We deal with the problem of learning sets of rules from datasets, 
where the data instances are represented by graphs. We focus on three 
particular subjects. First of all, we present a new, statistical approach 
to rule learning. Doing so, we address two of the problems inherent in 
traditional rule learning: The computational hardness of finding rule 
sets with low training error and the need for capacity control to avoid 
overfitting. The chosen representation involves weights attached to
rules. Instead of optimizing the error rate directly, we optimize for 
rule sets that have large margin and low variance. To avoid overfitting, 
we propose a model selection strategy that utilizes a novel concentration 
inequality.

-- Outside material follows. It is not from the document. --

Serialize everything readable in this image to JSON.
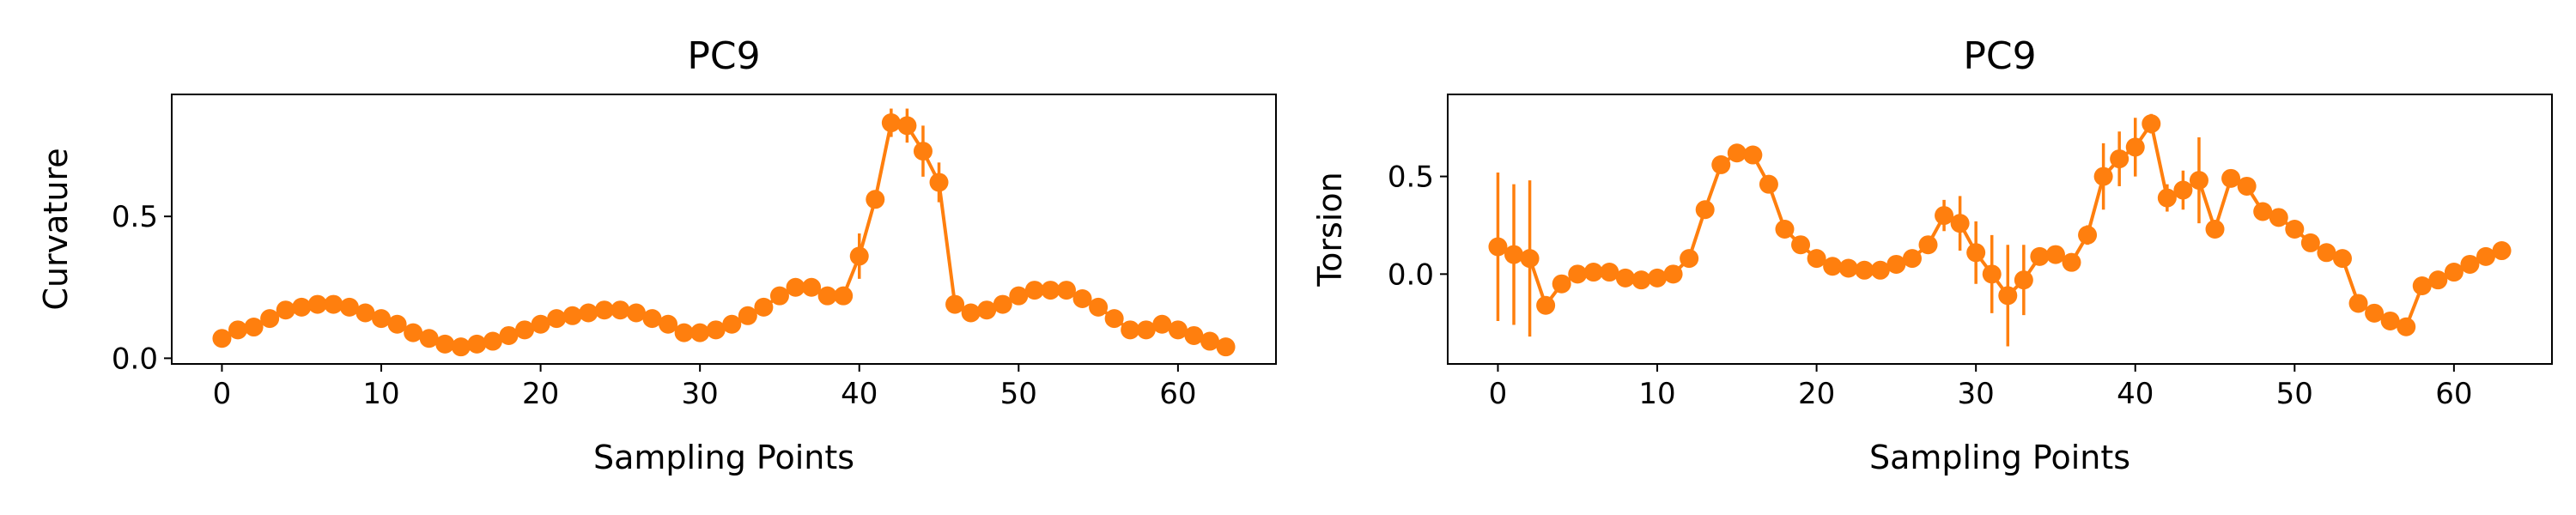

Second, generating a suitable set of rules for structured data 
is a non-trivial task due to the vast number of potential candidates. 

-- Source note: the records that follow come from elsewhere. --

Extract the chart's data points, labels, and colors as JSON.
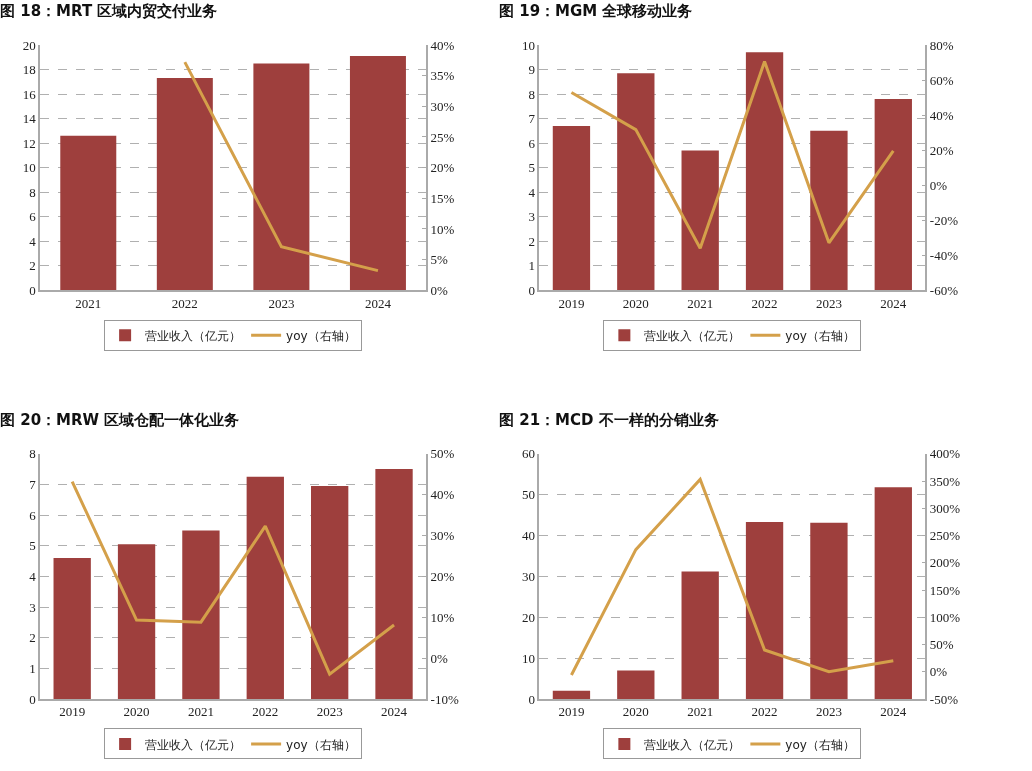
{
  "chart_data": [
    {
      "type": "bar",
      "title": "图 18：MRT 区域内贸交付业务",
      "categories": [
        "2021",
        "2022",
        "2023",
        "2024"
      ],
      "series": [
        {
          "name": "营业收入（亿元）",
          "color": "#9e3f3d",
          "values": [
            12.6,
            17.3,
            18.5,
            19.1
          ]
        },
        {
          "name": "yoy（右轴）",
          "type": "line",
          "axis": "y2",
          "color": "#d4a04a",
          "values": [
            null,
            37.2,
            7.1,
            3.2
          ]
        }
      ],
      "ylim": [
        0,
        20
      ],
      "yticks": [
        0,
        2,
        4,
        6,
        8,
        10,
        12,
        14,
        16,
        18,
        20
      ],
      "y2lim": [
        0,
        40
      ],
      "y2ticks": [
        {
          "value": 0,
          "label": "0%"
        },
        {
          "value": 5,
          "label": "5%"
        },
        {
          "value": 10,
          "label": "10%"
        },
        {
          "value": 15,
          "label": "15%"
        },
        {
          "value": 20,
          "label": "20%"
        },
        {
          "value": 25,
          "label": "25%"
        },
        {
          "value": 30,
          "label": "30%"
        },
        {
          "value": 35,
          "label": "35%"
        },
        {
          "value": 40,
          "label": "40%"
        }
      ],
      "grid": "y",
      "legend": "bottom"
    },
    {
      "type": "bar",
      "title": "图 19：MGM 全球移动业务",
      "categories": [
        "2019",
        "2020",
        "2021",
        "2022",
        "2023",
        "2024"
      ],
      "series": [
        {
          "name": "营业收入（亿元）",
          "color": "#9e3f3d",
          "values": [
            6.7,
            8.85,
            5.7,
            9.7,
            6.5,
            7.8
          ]
        },
        {
          "name": "yoy（右轴）",
          "type": "line",
          "axis": "y2",
          "color": "#d4a04a",
          "values": [
            52.9,
            31.7,
            -36,
            70.6,
            -32.9,
            19.6
          ]
        }
      ],
      "ylim": [
        0,
        10
      ],
      "yticks": [
        0,
        1,
        2,
        3,
        4,
        5,
        6,
        7,
        8,
        9,
        10
      ],
      "y2lim": [
        -60,
        80
      ],
      "y2ticks": [
        {
          "value": -60,
          "label": "-60%"
        },
        {
          "value": -40,
          "label": "-40%"
        },
        {
          "value": -20,
          "label": "-20%"
        },
        {
          "value": 0,
          "label": "0%"
        },
        {
          "value": 20,
          "label": "20%"
        },
        {
          "value": 40,
          "label": "40%"
        },
        {
          "value": 60,
          "label": "60%"
        },
        {
          "value": 80,
          "label": "80%"
        }
      ],
      "grid": "y",
      "legend": "bottom"
    },
    {
      "type": "bar",
      "title": "图 20：MRW 区域仓配一体化业务",
      "categories": [
        "2019",
        "2020",
        "2021",
        "2022",
        "2023",
        "2024"
      ],
      "series": [
        {
          "name": "营业收入（亿元）",
          "color": "#9e3f3d",
          "values": [
            4.6,
            5.05,
            5.5,
            7.25,
            6.95,
            7.5
          ]
        },
        {
          "name": "yoy（右轴）",
          "type": "line",
          "axis": "y2",
          "color": "#d4a04a",
          "values": [
            43.2,
            9.3,
            8.8,
            32.3,
            -3.9,
            8.1
          ]
        }
      ],
      "ylim": [
        0,
        8
      ],
      "yticks": [
        0,
        1,
        2,
        3,
        4,
        5,
        6,
        7,
        8
      ],
      "y2lim": [
        -10,
        50
      ],
      "y2ticks": [
        {
          "value": -10,
          "label": "-10%"
        },
        {
          "value": 0,
          "label": "0%"
        },
        {
          "value": 10,
          "label": "10%"
        },
        {
          "value": 20,
          "label": "20%"
        },
        {
          "value": 30,
          "label": "30%"
        },
        {
          "value": 40,
          "label": "40%"
        },
        {
          "value": 50,
          "label": "50%"
        }
      ],
      "grid": "y",
      "legend": "bottom"
    },
    {
      "type": "bar",
      "title": "图 21：MCD 不一样的分销业务",
      "categories": [
        "2019",
        "2020",
        "2021",
        "2022",
        "2023",
        "2024"
      ],
      "series": [
        {
          "name": "营业收入（亿元）",
          "color": "#9e3f3d",
          "values": [
            2.0,
            7.0,
            31.2,
            43.3,
            43.1,
            51.8
          ]
        },
        {
          "name": "yoy（右轴）",
          "type": "line",
          "axis": "y2",
          "color": "#d4a04a",
          "values": [
            -6,
            224,
            353,
            40,
            0,
            20
          ]
        }
      ],
      "ylim": [
        0,
        60
      ],
      "yticks": [
        0,
        10,
        20,
        30,
        40,
        50,
        60
      ],
      "y2lim": [
        -50,
        400
      ],
      "y2ticks": [
        {
          "value": -50,
          "label": "-50%"
        },
        {
          "value": 0,
          "label": "0%"
        },
        {
          "value": 50,
          "label": "50%"
        },
        {
          "value": 100,
          "label": "100%"
        },
        {
          "value": 150,
          "label": "150%"
        },
        {
          "value": 200,
          "label": "200%"
        },
        {
          "value": 250,
          "label": "250%"
        },
        {
          "value": 300,
          "label": "300%"
        },
        {
          "value": 350,
          "label": "350%"
        },
        {
          "value": 400,
          "label": "400%"
        }
      ],
      "grid": "y",
      "legend": "bottom"
    }
  ]
}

Ideally, one would like to pick a small, but informative set of structural 
features, each providing complementary information
about the instances. We frame the search for a suitable feature set as a 
combinatorial optimization problem and propose a stochastic local search 
algorithm for solving it. Third, we take a kernel-based approach to 
inductive transfer on structured data, that is, we aim at finding a 
kernel that works well on a new structured dataset given a range of 
different, but related datasets. To find such a kernel, we apply convex 
optimization on two levels. On the base level, we propose an iterative 
procedure to generate kernels that generalize well on the known datasets. 
On the meta level, we combine those kernels in a minimization criterion 
to predict a suitable kernel for the new data.